Mechanism of coupling between Cl − and OH − transport in renal brush-border membranes

Abstract

The coupling mechanism for Cl − and H +/OH − transport in renal brush-border vesicles was examined from intravesicular pH changes following imposed H + and Cl − gradients. Vesicles were loaded with 6-carboxyfluorescein and exposed to H + gradients and Cl −, gluconate, or sulfate gradients, each with and without a K +/valinomycin voltage clamp. Parallel experiments were performed with vesicles equilibrated with 10 mM HCO 3 − or 5 mM formate. Rate of H +/OH − transport was determined from the initial rate of change in 6-carboxyfluorescein fluorescence, vesicle buffer capacity and the relationship between fluorescence and vesicle pH. In contrast to gluconate or sulfate, Cl − caused enhanced H +/OH − transport under all conditions. This difference was eliminated with voltage clamping in the presence of gluconate, SO 4 2−, or HCO 3 −, but not in the presence of formate. These findings were not affected by the method of preparation of the vesicles. Electrically coupled Cl −/OH − transport was not inhibited by 100 μM DIDS (4,4′-diisothiocyanostilbene-2,2′-disulfonate) or 100 μM DBDS (4,4′-dibenzamidostilbene-2,2′-disulfonate). SITS (4-acetamido-4′-isothiocyanostilbene-2,2′-disulfonate) was found to be a protonphore at concentrations > 500 μM. As a control for the method, we demonstrated amiloride inhibitable, electroneutral Na +-H + exchange (H + flux = 107 ± 9 nmol/s per mg, 100 mM Na +) and electroneutral, DBDS inhibitable Cl −-HCO 3 − exchange in sealed human red blood cell ghosts.

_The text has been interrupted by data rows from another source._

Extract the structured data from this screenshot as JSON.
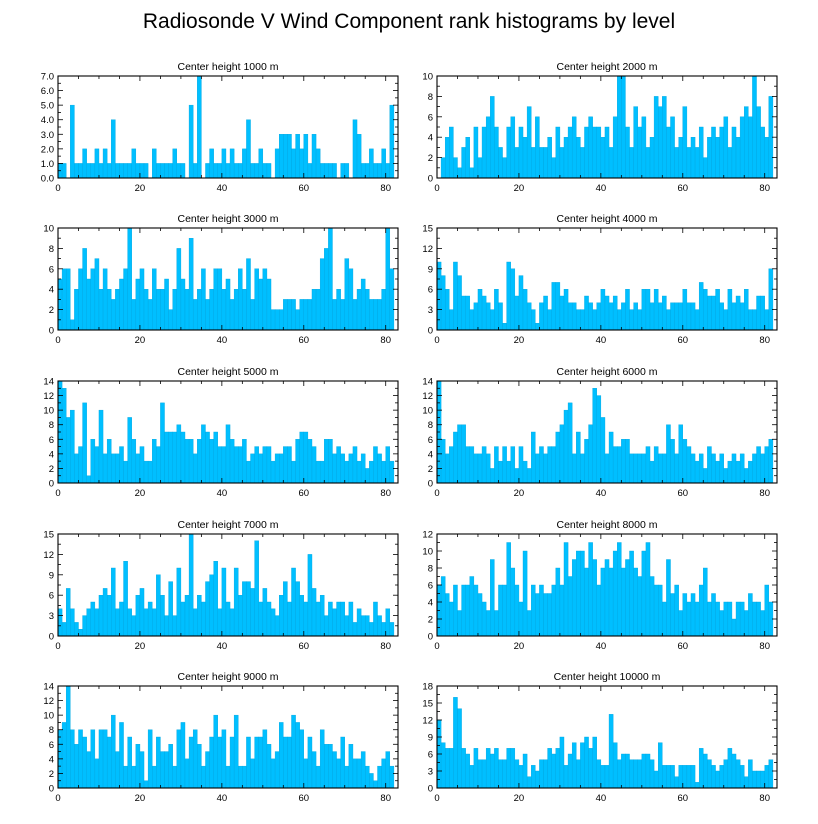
{
  "title": "Radiosonde V Wind Component rank histograms by level",
  "colors": {
    "bar": "#00BFFF",
    "bar_edge": "#00A6E0",
    "axis": "#000000",
    "frame": "#000000"
  },
  "chart_data": [
    {
      "type": "bar",
      "title": "Center height 1000 m",
      "xlim": [
        0,
        83
      ],
      "ylim": [
        0,
        7
      ],
      "xticks": [
        0,
        20,
        40,
        60,
        80
      ],
      "yticks": [
        0,
        1,
        2,
        3,
        4,
        5,
        6,
        7
      ],
      "ytick_labels": [
        "0.0",
        "1.0",
        "2.0",
        "3.0",
        "4.0",
        "5.0",
        "6.0",
        "7.0"
      ],
      "values": [
        1,
        1,
        0,
        5,
        1,
        1,
        2,
        1,
        1,
        2,
        1,
        2,
        1,
        4,
        1,
        1,
        1,
        1,
        2,
        1,
        1,
        1,
        0,
        2,
        1,
        1,
        1,
        1,
        2,
        1,
        1,
        0,
        5,
        1,
        7,
        0,
        1,
        2,
        1,
        1,
        2,
        1,
        2,
        1,
        1,
        2,
        4,
        1,
        1,
        2,
        1,
        1,
        0,
        2,
        3,
        3,
        3,
        2,
        3,
        2,
        3,
        1,
        3,
        2,
        1,
        1,
        1,
        1,
        0,
        1,
        1,
        0,
        4,
        3,
        1,
        1,
        2,
        1,
        1,
        2,
        1,
        5
      ]
    },
    {
      "type": "bar",
      "title": "Center height 2000 m",
      "xlim": [
        0,
        83
      ],
      "ylim": [
        0,
        10
      ],
      "xticks": [
        0,
        20,
        40,
        60,
        80
      ],
      "yticks": [
        0,
        2,
        4,
        6,
        8,
        10
      ],
      "ytick_labels": [
        "0",
        "2",
        "4",
        "6",
        "8",
        "10"
      ],
      "values": [
        0,
        2,
        4,
        5,
        2,
        1,
        3,
        4,
        1,
        5,
        2,
        5,
        6,
        8,
        5,
        3,
        2,
        5,
        6,
        3,
        5,
        4,
        7,
        3,
        6,
        3,
        3,
        4,
        2,
        5,
        3,
        4,
        5,
        6,
        4,
        3,
        5,
        6,
        5,
        5,
        4,
        5,
        3,
        6,
        10,
        10,
        5,
        3,
        7,
        5,
        6,
        3,
        4,
        8,
        7,
        8,
        5,
        6,
        3,
        4,
        7,
        3,
        4,
        3,
        5,
        2,
        4,
        5,
        4,
        5,
        6,
        3,
        5,
        4,
        6,
        7,
        6,
        10,
        7,
        5,
        4,
        8
      ]
    },
    {
      "type": "bar",
      "title": "Center height 3000 m",
      "xlim": [
        0,
        83
      ],
      "ylim": [
        0,
        10
      ],
      "xticks": [
        0,
        20,
        40,
        60,
        80
      ],
      "yticks": [
        0,
        2,
        4,
        6,
        8,
        10
      ],
      "ytick_labels": [
        "0",
        "2",
        "4",
        "6",
        "8",
        "10"
      ],
      "values": [
        5,
        6,
        6,
        1,
        4,
        6,
        8,
        5,
        6,
        7,
        4,
        6,
        4,
        3,
        4,
        5,
        6,
        10,
        3,
        5,
        6,
        4,
        3,
        6,
        4,
        4,
        5,
        2,
        4,
        8,
        5,
        4,
        9,
        3,
        4,
        6,
        3,
        4,
        6,
        6,
        4,
        5,
        3,
        4,
        6,
        4,
        7,
        3,
        6,
        5,
        6,
        5,
        2,
        2,
        2,
        3,
        3,
        3,
        2,
        3,
        3,
        3,
        4,
        4,
        7,
        8,
        10,
        3,
        4,
        3,
        7,
        6,
        3,
        4,
        5,
        4,
        3,
        3,
        3,
        4,
        10,
        6
      ]
    },
    {
      "type": "bar",
      "title": "Center height 4000 m",
      "xlim": [
        0,
        83
      ],
      "ylim": [
        0,
        15
      ],
      "xticks": [
        0,
        20,
        40,
        60,
        80
      ],
      "yticks": [
        0,
        3,
        6,
        9,
        12,
        15
      ],
      "ytick_labels": [
        "0",
        "3",
        "6",
        "9",
        "12",
        "15"
      ],
      "values": [
        10,
        8,
        6,
        3,
        10,
        8,
        5,
        5,
        3,
        4,
        6,
        5,
        4,
        3,
        6,
        4,
        1,
        10,
        9,
        5,
        8,
        6,
        4,
        3,
        1,
        4,
        5,
        3,
        7,
        7,
        5,
        6,
        4,
        4,
        3,
        3,
        5,
        4,
        3,
        4,
        6,
        5,
        4,
        5,
        3,
        4,
        6,
        3,
        4,
        3,
        6,
        6,
        4,
        6,
        4,
        5,
        3,
        4,
        4,
        4,
        6,
        4,
        4,
        3,
        7,
        6,
        5,
        5,
        6,
        4,
        3,
        6,
        4,
        5,
        4,
        6,
        3,
        3,
        5,
        5,
        3,
        9
      ]
    },
    {
      "type": "bar",
      "title": "Center height 5000 m",
      "xlim": [
        0,
        83
      ],
      "ylim": [
        0,
        14
      ],
      "xticks": [
        0,
        20,
        40,
        60,
        80
      ],
      "yticks": [
        0,
        2,
        4,
        6,
        8,
        10,
        12,
        14
      ],
      "ytick_labels": [
        "0",
        "2",
        "4",
        "6",
        "8",
        "10",
        "12",
        "14"
      ],
      "values": [
        14,
        13,
        9,
        10,
        4,
        5,
        11,
        1,
        6,
        5,
        10,
        4,
        6,
        4,
        4,
        5,
        3,
        9,
        6,
        4,
        5,
        3,
        3,
        6,
        5,
        11,
        7,
        7,
        7,
        8,
        7,
        6,
        6,
        4,
        6,
        8,
        7,
        6,
        7,
        5,
        5,
        8,
        6,
        5,
        5,
        6,
        3,
        4,
        5,
        4,
        5,
        5,
        3,
        4,
        4,
        5,
        5,
        3,
        6,
        7,
        7,
        6,
        5,
        3,
        3,
        6,
        6,
        4,
        5,
        4,
        3,
        4,
        5,
        3,
        4,
        2,
        3,
        5,
        4,
        3,
        5,
        3
      ]
    },
    {
      "type": "bar",
      "title": "Center height 6000 m",
      "xlim": [
        0,
        83
      ],
      "ylim": [
        0,
        14
      ],
      "xticks": [
        0,
        20,
        40,
        60,
        80
      ],
      "yticks": [
        0,
        2,
        4,
        6,
        8,
        10,
        12,
        14
      ],
      "ytick_labels": [
        "0",
        "2",
        "4",
        "6",
        "8",
        "10",
        "12",
        "14"
      ],
      "values": [
        14,
        6,
        4,
        5,
        7,
        8,
        8,
        5,
        5,
        4,
        4,
        5,
        4,
        2,
        5,
        3,
        5,
        3,
        5,
        2,
        5,
        3,
        2,
        7,
        4,
        5,
        4,
        5,
        5,
        7,
        8,
        10,
        11,
        4,
        7,
        4,
        6,
        8,
        13,
        12,
        9,
        4,
        7,
        5,
        5,
        6,
        6,
        4,
        4,
        4,
        4,
        5,
        3,
        5,
        4,
        4,
        8,
        6,
        4,
        8,
        6,
        5,
        4,
        3,
        4,
        2,
        5,
        4,
        3,
        4,
        2,
        3,
        4,
        3,
        4,
        2,
        3,
        4,
        5,
        4,
        5,
        6
      ]
    },
    {
      "type": "bar",
      "title": "Center height 7000 m",
      "xlim": [
        0,
        83
      ],
      "ylim": [
        0,
        15
      ],
      "xticks": [
        0,
        20,
        40,
        60,
        80
      ],
      "yticks": [
        0,
        3,
        6,
        9,
        12,
        15
      ],
      "ytick_labels": [
        "0",
        "3",
        "6",
        "9",
        "12",
        "15"
      ],
      "values": [
        4,
        2,
        7,
        4,
        2,
        1,
        3,
        4,
        5,
        4,
        6,
        7,
        6,
        10,
        4,
        5,
        11,
        4,
        3,
        6,
        7,
        4,
        5,
        4,
        9,
        6,
        3,
        8,
        3,
        10,
        5,
        6,
        15,
        4,
        6,
        5,
        8,
        9,
        11,
        4,
        10,
        5,
        4,
        10,
        6,
        8,
        8,
        7,
        14,
        5,
        7,
        5,
        4,
        3,
        6,
        8,
        5,
        10,
        8,
        6,
        5,
        12,
        7,
        5,
        6,
        3,
        5,
        4,
        5,
        5,
        3,
        5,
        2,
        4,
        3,
        3,
        2,
        5,
        3,
        2,
        4,
        2
      ]
    },
    {
      "type": "bar",
      "title": "Center height 8000 m",
      "xlim": [
        0,
        83
      ],
      "ylim": [
        0,
        12
      ],
      "xticks": [
        0,
        20,
        40,
        60,
        80
      ],
      "yticks": [
        0,
        2,
        4,
        6,
        8,
        10,
        12
      ],
      "ytick_labels": [
        "0",
        "2",
        "4",
        "6",
        "8",
        "10",
        "12"
      ],
      "values": [
        6,
        7,
        5,
        4,
        6,
        3,
        6,
        6,
        7,
        6,
        5,
        4,
        3,
        9,
        3,
        6,
        6,
        11,
        8,
        6,
        4,
        10,
        3,
        6,
        5,
        6,
        5,
        5,
        6,
        8,
        6,
        11,
        7,
        9,
        10,
        10,
        8,
        11,
        9,
        6,
        8,
        9,
        8,
        10,
        11,
        8,
        9,
        10,
        8,
        7,
        10,
        11,
        7,
        6,
        6,
        4,
        9,
        5,
        6,
        3,
        5,
        4,
        5,
        4,
        6,
        8,
        4,
        5,
        4,
        3,
        4,
        4,
        2,
        4,
        4,
        3,
        5,
        4,
        4,
        3,
        6,
        4
      ]
    },
    {
      "type": "bar",
      "title": "Center height 9000 m",
      "xlim": [
        0,
        83
      ],
      "ylim": [
        0,
        14
      ],
      "xticks": [
        0,
        20,
        40,
        60,
        80
      ],
      "yticks": [
        0,
        2,
        4,
        6,
        8,
        10,
        12,
        14
      ],
      "ytick_labels": [
        "0",
        "2",
        "4",
        "6",
        "8",
        "10",
        "12",
        "14"
      ],
      "values": [
        8,
        9,
        14,
        8,
        6,
        8,
        7,
        5,
        8,
        4,
        8,
        8,
        7,
        10,
        5,
        9,
        3,
        7,
        3,
        6,
        5,
        1,
        8,
        3,
        7,
        5,
        5,
        6,
        3,
        8,
        9,
        4,
        7,
        8,
        6,
        3,
        5,
        7,
        10,
        7,
        8,
        3,
        7,
        10,
        3,
        3,
        7,
        4,
        7,
        7,
        8,
        6,
        4,
        5,
        9,
        7,
        7,
        10,
        9,
        8,
        4,
        7,
        5,
        3,
        8,
        6,
        6,
        5,
        4,
        7,
        3,
        6,
        4,
        4,
        5,
        3,
        2,
        1,
        3,
        4,
        5,
        3
      ]
    },
    {
      "type": "bar",
      "title": "Center height 10000 m",
      "xlim": [
        0,
        83
      ],
      "ylim": [
        0,
        18
      ],
      "xticks": [
        0,
        20,
        40,
        60,
        80
      ],
      "yticks": [
        0,
        3,
        6,
        9,
        12,
        15,
        18
      ],
      "ytick_labels": [
        "0",
        "3",
        "6",
        "9",
        "12",
        "15",
        "18"
      ],
      "values": [
        12,
        8,
        7,
        7,
        16,
        14,
        7,
        6,
        4,
        7,
        5,
        5,
        7,
        6,
        7,
        5,
        5,
        7,
        7,
        5,
        4,
        6,
        2,
        4,
        3,
        5,
        5,
        7,
        6,
        7,
        9,
        4,
        6,
        8,
        5,
        8,
        9,
        7,
        9,
        5,
        4,
        4,
        13,
        8,
        5,
        6,
        6,
        5,
        5,
        5,
        6,
        6,
        5,
        3,
        8,
        4,
        4,
        4,
        2,
        4,
        4,
        4,
        4,
        1,
        7,
        6,
        5,
        4,
        3,
        4,
        5,
        7,
        6,
        5,
        4,
        2,
        5,
        3,
        3,
        3,
        4,
        5
      ]
    }
  ]
}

Therefore, electroneutral Cl −-OH − or HCO 3 − exchange does not measurably contribute to Cl − transport in the proximal tubule brush border. Cl −-formate exchange with formic acid recyling appears to be the only electroneutral coupling mechanism between Cl − and OH − transport demonstrable in renal brush-border membrane vesicles.